Le sénateur du Kansas Sam Brownback et Richard E. Stearns, président du bureau états-unien de l’ONG World Vision, dénoncent l’Armée de résistance du Seigneur (LRA) dans le Washington Times. Cette organisation est un groupe de fanatiques d’inspiration chrétienne combattant le président Museveni dans le Nord de l’Ouganda et responsable de nombreuses atrocités. MM. Brownback et Streans condamnent, à juste titre, les enlèvements d’enfants dont cette secte se rend coupable et appellent à des sanctions contre elle. Toutefois, cette attaque soudaine contre ce groupe n’est sans doute pas dénuée d’arrière-pensées. En effet, la LRA serait soutenue par le Soudan en échange d’une aide contre la rébellion du Sud et M. Brownback est le sénateur ayant déposé au Congrès états-unien le texte de loi présentant les massacres au Darfour comme un génocide. Cette dénomination n’ayant pas suffit à faire attaquer le Soudan, on peut se demander si M. Brownbvack ne cherche pas un nouveau prétexte. Dans leur texte, les auteurs ne disent ainsi rien de l’action contre la LRA entreprise par la Cour criminelle internationale (CCI) à la demande du président Museveni. En outre cette affaire rappellent que, si Khartoum a pu s’associer avec la LRA, c’est que le facteur ethnico-religieux, mis en avant pour expliquer les crises au Soudan, ne permet pas réellement de les décrire. Le contrôle des ressources est une des raisons essentielles de ces conflits et également de l’opposition de Washington et Khartoum.

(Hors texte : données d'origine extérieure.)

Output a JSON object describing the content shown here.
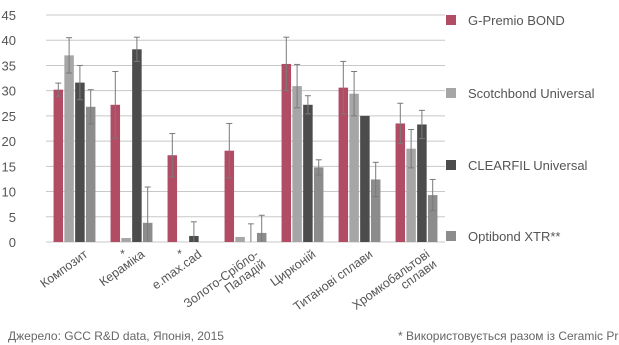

Enfin, le ministre rwandais des Affaires étrangères, Charles Murigande, dénonce l’action des milices rwandaises opérant contre les forces du gouvernement de Kigali depuis l’Est du Congo dans une interview à Die Tageszeitung. Selon lui, l’armée congolaise est au minimum complice compte tenu de sa passivité face à ces groupes. Il appelle la communauté internationale à intervenir ou menace implicitement de renvoyer des troupes rwandaises dans le territoire de son riche voisin. Depuis 1996, les conflits au Congo ont fait plus de trois millions de victimes.